Si vous attendez un résumé, ce n'est même pas la peine. Y'en a pas. Parce que Le bruit et la fureur, c'est plus qu'un simple roman, c'est une expérience. Tout ce que je peux vous dire c'est qu'il décrit et raconte un drame familial autour des Compson, une vieille famille américaine sudiste vivant avec leurs " nègres " sur les terres ancestrales. L'histoire se déroulant en 1910 et en 1928, plusieurs générations vont se succéder. Jason Compson, le patriarche alcoolique, sa femme Caroline et leurs enfants : Caddy, Quentin, Jason et Maury appelé " Benjy " puis Quentin, la fille de Caddy. Enfin leurs domestiques : Rusko et Disley, leurs enfants Versh, T.P et Frony, puis Luster le petit-fils.

La lecture de ce roman, c'est comme une enquête. Une lecture où le lecteur est lâché à travers les lignes et doit trouver les clés pour comprendre la logique du récit. Alors endossons notre trench-coat de Columbo, prenons un cigare et un verre de bourbon. The Game is on !

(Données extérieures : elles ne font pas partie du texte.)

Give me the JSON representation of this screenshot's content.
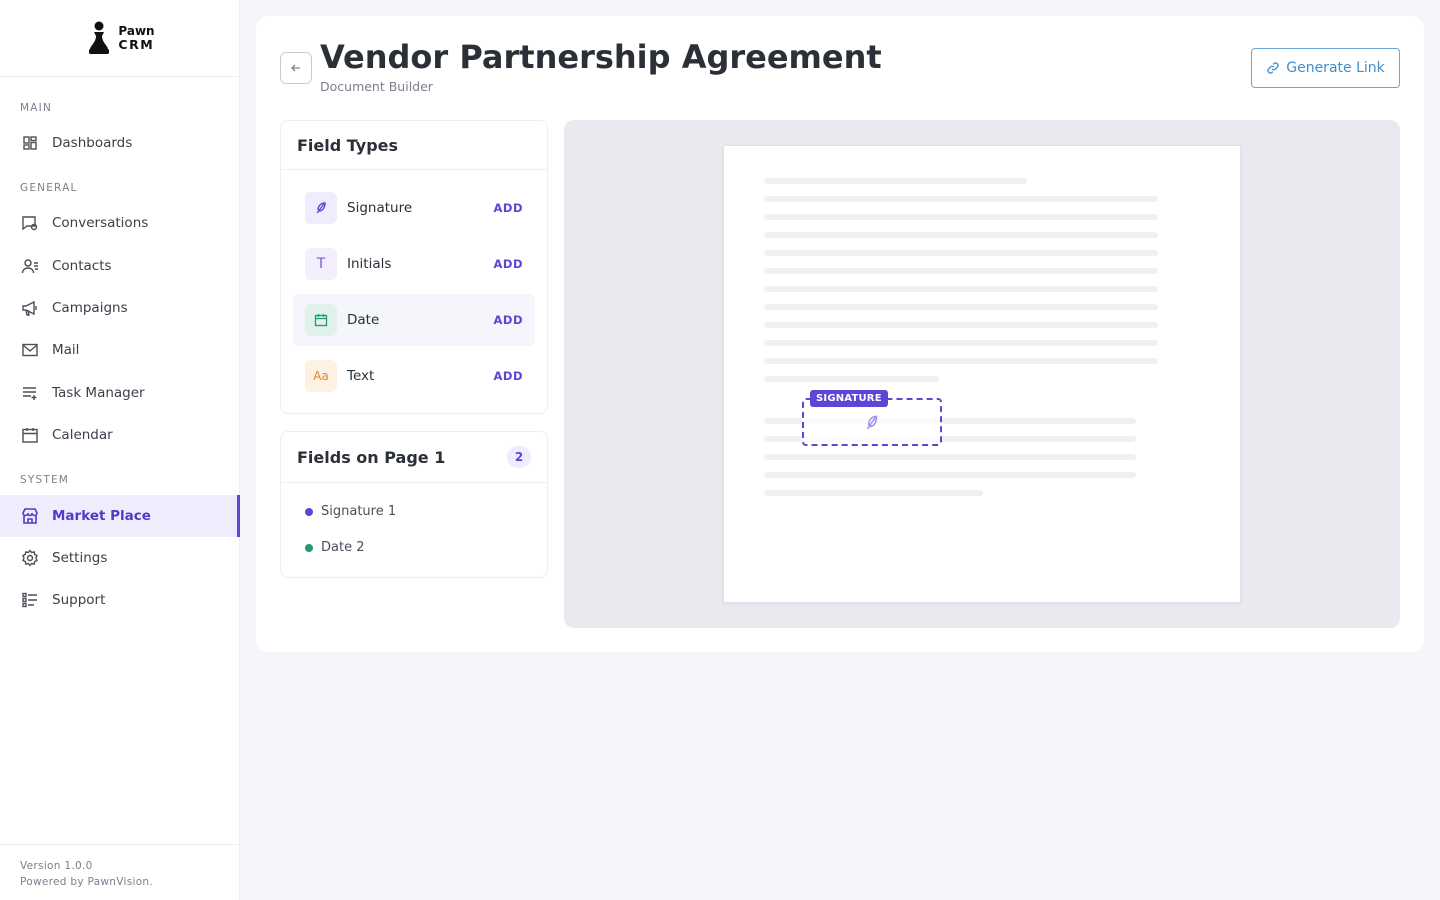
{
  "brand": {
    "line1": "Pawn",
    "line2": "CRM"
  },
  "sidebar": {
    "sections": {
      "main": "MAIN",
      "general": "GENERAL",
      "system": "SYSTEM"
    },
    "items": [
      {
        "label": "Dashboards",
        "icon": "grid-icon"
      },
      {
        "label": "Conversations",
        "icon": "chat-icon"
      },
      {
        "label": "Contacts",
        "icon": "contacts-icon"
      },
      {
        "label": "Campaigns",
        "icon": "megaphone-icon"
      },
      {
        "label": "Mail",
        "icon": "mail-icon"
      },
      {
        "label": "Task Manager",
        "icon": "task-list-icon"
      },
      {
        "label": "Calendar",
        "icon": "calendar-icon"
      },
      {
        "label": "Market Place",
        "icon": "store-icon",
        "active": true
      },
      {
        "label": "Settings",
        "icon": "gear-icon"
      },
      {
        "label": "Support",
        "icon": "support-list-icon"
      }
    ],
    "footer": {
      "version": "Version 1.0.0",
      "powered": "Powered by PawnVision."
    }
  },
  "header": {
    "title": "Vendor Partnership Agreement",
    "subtitle": "Document Builder",
    "generate_label": "Generate Link"
  },
  "field_types": {
    "title": "Field Types",
    "items": [
      {
        "label": "Signature",
        "add": "ADD",
        "icon": "feather-icon"
      },
      {
        "label": "Initials",
        "add": "ADD",
        "icon_text": "T"
      },
      {
        "label": "Date",
        "add": "ADD",
        "icon": "calendar-icon"
      },
      {
        "label": "Text",
        "add": "ADD",
        "icon_text": "Aa"
      }
    ]
  },
  "page_fields": {
    "title": "Fields on Page 1",
    "count": "2",
    "items": [
      {
        "label": "Signature 1",
        "color": "#5b46d6"
      },
      {
        "label": "Date 2",
        "color": "#1f9d6b"
      }
    ]
  },
  "document": {
    "signature_tag": "SIGNATURE"
  },
  "colors": {
    "accent": "#5b46d6",
    "link": "#3f8fcc",
    "date_green": "#1f9d6b",
    "text_orange": "#e08a2c"
  }
}
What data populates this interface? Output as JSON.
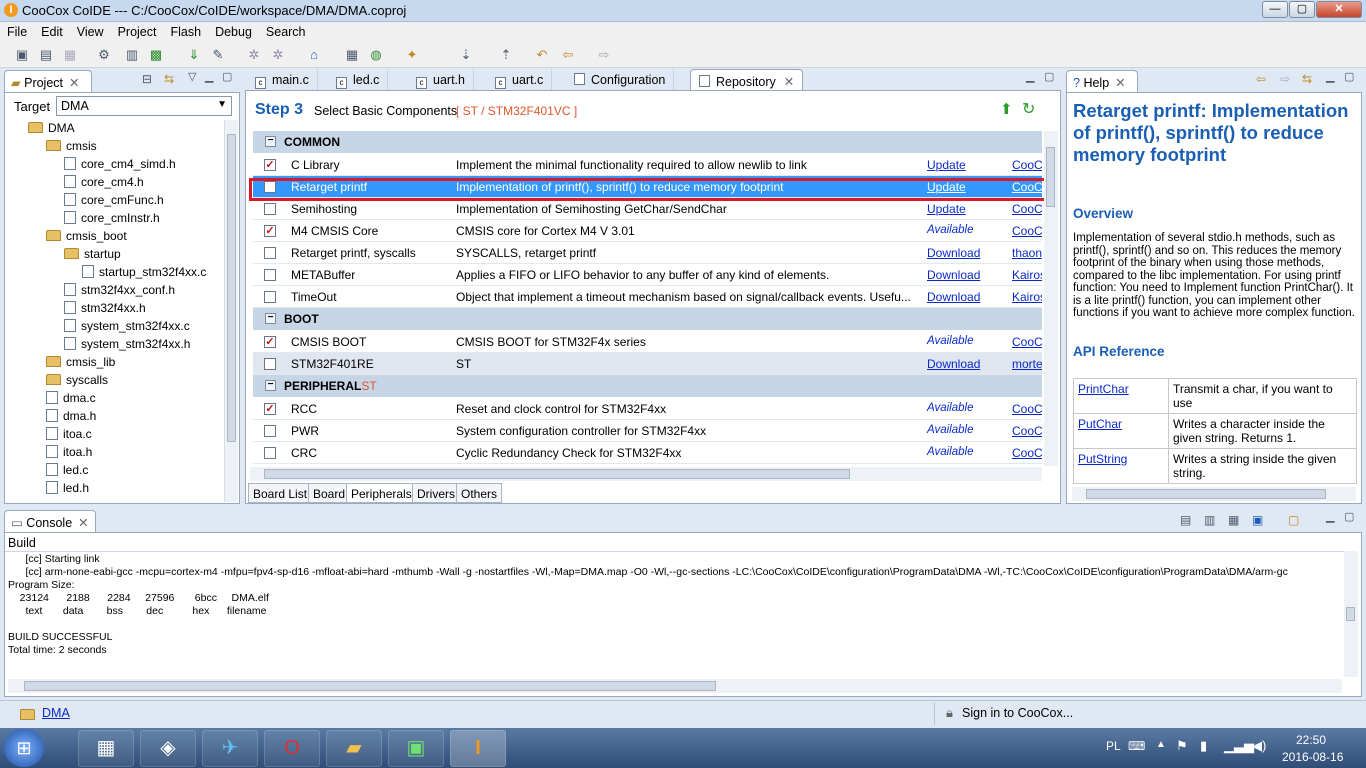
{
  "window": {
    "title": "CooCox CoIDE --- C:/CooCox/CoIDE/workspace/DMA/DMA.coproj",
    "min": "—",
    "max": "▢",
    "close": "✕"
  },
  "menu": [
    "File",
    "Edit",
    "View",
    "Project",
    "Flash",
    "Debug",
    "Search"
  ],
  "project_view": {
    "tab_label": "Project",
    "target_label": "Target",
    "target_value": "DMA",
    "tree": [
      {
        "label": "DMA",
        "kind": "folder",
        "level": 0
      },
      {
        "label": "cmsis",
        "kind": "folder",
        "level": 1
      },
      {
        "label": "core_cm4_simd.h",
        "kind": "file",
        "level": 2
      },
      {
        "label": "core_cm4.h",
        "kind": "file",
        "level": 2
      },
      {
        "label": "core_cmFunc.h",
        "kind": "file",
        "level": 2
      },
      {
        "label": "core_cmInstr.h",
        "kind": "file",
        "level": 2
      },
      {
        "label": "cmsis_boot",
        "kind": "folder",
        "level": 1
      },
      {
        "label": "startup",
        "kind": "folder",
        "level": 2
      },
      {
        "label": "startup_stm32f4xx.c",
        "kind": "file",
        "level": 3
      },
      {
        "label": "stm32f4xx_conf.h",
        "kind": "file",
        "level": 2
      },
      {
        "label": "stm32f4xx.h",
        "kind": "file",
        "level": 2
      },
      {
        "label": "system_stm32f4xx.c",
        "kind": "file",
        "level": 2
      },
      {
        "label": "system_stm32f4xx.h",
        "kind": "file",
        "level": 2
      },
      {
        "label": "cmsis_lib",
        "kind": "folder",
        "level": 1
      },
      {
        "label": "syscalls",
        "kind": "folder",
        "level": 1
      },
      {
        "label": "dma.c",
        "kind": "file",
        "level": 1
      },
      {
        "label": "dma.h",
        "kind": "file",
        "level": 1
      },
      {
        "label": "itoa.c",
        "kind": "file",
        "level": 1
      },
      {
        "label": "itoa.h",
        "kind": "file",
        "level": 1
      },
      {
        "label": "led.c",
        "kind": "file",
        "level": 1
      },
      {
        "label": "led.h",
        "kind": "file",
        "level": 1
      }
    ]
  },
  "editor_tabs": [
    {
      "label": "main.c"
    },
    {
      "label": "led.c"
    },
    {
      "label": "uart.h"
    },
    {
      "label": "uart.c"
    },
    {
      "label": "Configuration"
    },
    {
      "label": "Repository"
    }
  ],
  "repository": {
    "step": "Step 3",
    "step_text": "Select Basic Components",
    "chip": "[ ST / STM32F401VC ]",
    "sections": [
      {
        "title": "COMMON",
        "suffix": "",
        "rows": [
          {
            "checked": true,
            "name": "C Library",
            "desc": "Implement the minimal functionality required to allow newlib to link",
            "action": "Update",
            "author": "CooCox",
            "state": ""
          },
          {
            "checked": false,
            "name": "Retarget printf",
            "desc": "Implementation of printf(), sprintf() to reduce memory footprint",
            "action": "Update",
            "author": "CooCox",
            "state": "sel"
          },
          {
            "checked": false,
            "name": "Semihosting",
            "desc": "Implementation of Semihosting GetChar/SendChar",
            "action": "Update",
            "author": "CooCox",
            "state": ""
          },
          {
            "checked": true,
            "name": "M4 CMSIS Core",
            "desc": "CMSIS core for Cortex M4 V 3.01",
            "action": "Available",
            "author": "CooCox",
            "state": ""
          },
          {
            "checked": false,
            "name": "Retarget printf, syscalls",
            "desc": "SYSCALLS, retarget printf",
            "action": "Download",
            "author": "thaon",
            "state": ""
          },
          {
            "checked": false,
            "name": "METABuffer",
            "desc": "Applies a FIFO or LIFO behavior to any buffer of any kind of elements.",
            "action": "Download",
            "author": "Kairos",
            "state": ""
          },
          {
            "checked": false,
            "name": "TimeOut",
            "desc": "Object that implement a timeout mechanism based on signal/callback events. Usefu...",
            "action": "Download",
            "author": "Kairos",
            "state": ""
          }
        ]
      },
      {
        "title": "BOOT",
        "suffix": "",
        "rows": [
          {
            "checked": true,
            "name": "CMSIS BOOT",
            "desc": "CMSIS BOOT for STM32F4x series",
            "action": "Available",
            "author": "CooCox",
            "state": ""
          },
          {
            "checked": false,
            "name": "STM32F401RE",
            "desc": "ST",
            "action": "Download",
            "author": "morte",
            "state": "gray"
          }
        ]
      },
      {
        "title": "PERIPHERAL",
        "suffix": "ST",
        "rows": [
          {
            "checked": true,
            "name": "RCC",
            "desc": "Reset and clock control for STM32F4xx",
            "action": "Available",
            "author": "CooCox",
            "state": ""
          },
          {
            "checked": false,
            "name": "PWR",
            "desc": "System configuration controller for STM32F4xx",
            "action": "Available",
            "author": "CooCox",
            "state": ""
          },
          {
            "checked": false,
            "name": "CRC",
            "desc": "Cyclic Redundancy Check for STM32F4xx",
            "action": "Available",
            "author": "CooCox",
            "state": ""
          }
        ]
      }
    ],
    "bottom_tabs": [
      "Board List",
      "Board",
      "Peripherals",
      "Drivers",
      "Others"
    ]
  },
  "help": {
    "tab_label": "Help",
    "title": "Retarget printf: Implementation of printf(), sprintf() to reduce memory footprint",
    "overview_heading": "Overview",
    "overview_text": "Implementation of several stdio.h methods, such as printf(), sprintf() and so on. This reduces the memory footprint of the binary when using those methods, compared to the libc implementation. For using printf function: You need to Implement function PrintChar(). It is a lite printf() function, you can implement other functions if you want to achieve more complex function.",
    "api_heading": "API Reference",
    "api": [
      {
        "name": "PrintChar",
        "desc": "Transmit a char, if you want to use"
      },
      {
        "name": "PutChar",
        "desc": "Writes a character inside the given string. Returns 1."
      },
      {
        "name": "PutString",
        "desc": "Writes a string inside the given string."
      }
    ]
  },
  "console": {
    "tab_label": "Console",
    "subtitle": "Build",
    "lines": [
      "      [cc] Starting link",
      "      [cc] arm-none-eabi-gcc -mcpu=cortex-m4 -mfpu=fpv4-sp-d16 -mfloat-abi=hard -mthumb -Wall -g -nostartfiles -Wl,-Map=DMA.map -O0 -Wl,--gc-sections -LC:\\CooCox\\CoIDE\\configuration\\ProgramData\\DMA -Wl,-TC:\\CooCox\\CoIDE\\configuration\\ProgramData\\DMA/arm-gc",
      "Program Size:",
      "    23124      2188      2284     27596       6bcc     DMA.elf",
      "      text       data        bss        dec          hex      filename",
      "",
      "BUILD SUCCESSFUL",
      "Total time: 2 seconds"
    ]
  },
  "statusbar": {
    "project": "DMA",
    "signin": "Sign in to CooCox..."
  },
  "taskbar": {
    "lang": "PL",
    "time": "22:50",
    "date": "2016-08-16"
  }
}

Soyons honnêtes les chatons, Faulkner n'est pas le genre d'écrivain qui te met à l'aise, pépouze, en prenant soin de te décrire qui est qui ni de quoi il est question. Non. Il te jette in medias res dans le récit sans que tu arrives à savoir qui parle. Donc, prenant mon mal en patience, je me rends compte que la narration est instable. On saute du coq à l'âne facilement. Tiens, ça me rappelle quelque chose...Je poursuis sans arriver à mettre le doigt dessus. Et puis au bout de 50 pages, l'épiphanie survient. Ça y'est. J'ai compris. L'unique cours d'anglais que j'ai réussi à suivre à la fac sur la littérature anglo-saxonne me revient. On est dans " le courant de conscience ", the stream of consciousness. Et là tout s'éclaire !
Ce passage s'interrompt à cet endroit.